A university professor is hoping online sessions will get more people involved with their community and perhaps even entice more people to run for a seat on local councils.
Jack Novack, director of Dalhousie University's local government program says the four free sessions called Your Decision, teach people what local government is all about, why they should care, what it’s like to be an elected official and how to organize a campaign.
The session consist of a panel of experts who will present information over Zoom, then answer questions from participants.
Novack says the technology that is available to people now makes campaigning simpler than it’s ever been.
“Especially today with home printers, it’s very easy to produce a promotional piece and get a few people to help you and get out and start talking to your neighbours," says Novack.
He is encouraging people to be involved in their communities at a level that is appropriate for whatever stage of life they find themselves but recognizes not everyone can be a full-time councilor if, perhaps they are raising children, but everybody can do something.
“The strength of your community is the sum total of all the individual contributions that people make,” says Novack. “The other side of the spectrum is to have people simply as recipients of what others will do for them, and that doesn’t really lead, I think, to a healthy democracy.”
Novack would like to see a more dynamic and active local government where citizens move away from being recipients to becoming, what he calls ‘co-architects’ of their community.
“I think that is more likely to happen when you have a greater energy and greater participation both by people who are active citizens as well as those people who are competing for positions on council,” says Novack.
The Region of Queens has posted links to the sessions on their website.
Mayor David Dagley says councils constantly receive new information from the province.
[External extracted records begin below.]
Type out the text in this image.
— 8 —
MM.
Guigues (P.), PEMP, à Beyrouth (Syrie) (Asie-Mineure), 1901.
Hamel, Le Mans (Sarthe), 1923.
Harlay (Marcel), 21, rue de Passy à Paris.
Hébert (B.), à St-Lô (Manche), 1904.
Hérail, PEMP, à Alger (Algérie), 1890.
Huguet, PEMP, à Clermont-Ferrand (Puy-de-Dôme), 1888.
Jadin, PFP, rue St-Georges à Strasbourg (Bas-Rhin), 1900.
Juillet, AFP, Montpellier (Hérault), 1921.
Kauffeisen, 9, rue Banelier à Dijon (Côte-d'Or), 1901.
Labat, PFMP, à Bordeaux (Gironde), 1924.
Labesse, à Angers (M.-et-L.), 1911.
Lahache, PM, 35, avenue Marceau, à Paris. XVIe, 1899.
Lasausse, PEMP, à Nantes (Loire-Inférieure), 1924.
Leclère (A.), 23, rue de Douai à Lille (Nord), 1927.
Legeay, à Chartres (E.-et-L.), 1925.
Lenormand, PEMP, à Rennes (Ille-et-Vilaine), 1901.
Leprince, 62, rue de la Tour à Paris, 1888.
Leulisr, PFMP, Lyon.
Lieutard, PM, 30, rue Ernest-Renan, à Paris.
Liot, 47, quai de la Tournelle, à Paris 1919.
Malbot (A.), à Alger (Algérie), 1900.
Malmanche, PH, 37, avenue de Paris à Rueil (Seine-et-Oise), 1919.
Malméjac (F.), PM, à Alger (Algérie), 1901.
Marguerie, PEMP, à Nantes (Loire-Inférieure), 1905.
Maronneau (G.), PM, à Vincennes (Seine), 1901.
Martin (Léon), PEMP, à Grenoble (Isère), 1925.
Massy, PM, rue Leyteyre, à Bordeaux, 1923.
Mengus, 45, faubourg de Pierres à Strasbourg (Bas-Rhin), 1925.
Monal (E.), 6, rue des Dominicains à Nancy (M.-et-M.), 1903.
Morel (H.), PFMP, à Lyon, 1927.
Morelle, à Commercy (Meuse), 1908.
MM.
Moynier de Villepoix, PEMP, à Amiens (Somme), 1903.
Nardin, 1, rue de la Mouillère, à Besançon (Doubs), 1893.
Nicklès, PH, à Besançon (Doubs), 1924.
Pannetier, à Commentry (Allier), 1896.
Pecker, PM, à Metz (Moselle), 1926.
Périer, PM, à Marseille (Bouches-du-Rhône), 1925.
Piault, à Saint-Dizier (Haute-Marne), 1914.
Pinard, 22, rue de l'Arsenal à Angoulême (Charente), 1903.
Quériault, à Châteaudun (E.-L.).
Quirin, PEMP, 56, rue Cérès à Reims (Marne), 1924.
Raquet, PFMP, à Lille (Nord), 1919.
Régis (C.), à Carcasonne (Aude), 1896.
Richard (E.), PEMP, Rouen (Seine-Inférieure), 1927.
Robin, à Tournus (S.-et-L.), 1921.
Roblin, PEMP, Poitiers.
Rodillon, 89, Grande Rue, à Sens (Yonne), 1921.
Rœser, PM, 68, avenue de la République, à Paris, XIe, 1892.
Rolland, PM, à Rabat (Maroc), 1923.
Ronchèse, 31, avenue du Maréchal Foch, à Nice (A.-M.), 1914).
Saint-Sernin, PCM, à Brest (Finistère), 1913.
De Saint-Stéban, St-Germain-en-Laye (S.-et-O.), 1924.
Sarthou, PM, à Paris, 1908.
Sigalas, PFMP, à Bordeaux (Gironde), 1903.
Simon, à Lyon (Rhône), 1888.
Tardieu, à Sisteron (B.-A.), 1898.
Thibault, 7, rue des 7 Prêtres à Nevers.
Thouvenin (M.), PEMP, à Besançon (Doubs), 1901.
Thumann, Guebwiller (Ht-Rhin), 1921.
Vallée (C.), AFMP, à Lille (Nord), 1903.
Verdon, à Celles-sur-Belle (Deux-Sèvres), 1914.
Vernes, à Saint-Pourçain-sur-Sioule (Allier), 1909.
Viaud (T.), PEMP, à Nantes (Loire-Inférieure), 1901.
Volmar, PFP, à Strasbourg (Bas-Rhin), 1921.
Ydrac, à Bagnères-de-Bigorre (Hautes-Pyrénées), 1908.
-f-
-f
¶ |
He says it’s important for people to understand what they’re signing up for when they put their name on the ballot.
“I think it will be very beneficial to any individual in Queens who’s considering running for office to have all the information that is available,” says Dagley.
Novack says people need to realize they have skills to offer to their communities as there’s a tendency for potential candidates to eliminate themselves from the running.
“Some people say, I’m not a layer, I’m not an engineer, I’m not a dentist, I’m not an architect, I’m not at planner, and my response to them well, that’s good. That’s a major advantage because that’s not the reason why you should be on council,” says Novack. “You should be on the council because you care deeply about your community, you have average ability, and you have the most important ingredient, which is time.”
Novack hopes by offering these sessions, new people will be encouraged to run for council and bring their fresh energy and ideas with them to help revitalize the municipal level of government.
Potential candidates have until September 8 to get their name on the ballot for the October 17 municipal election.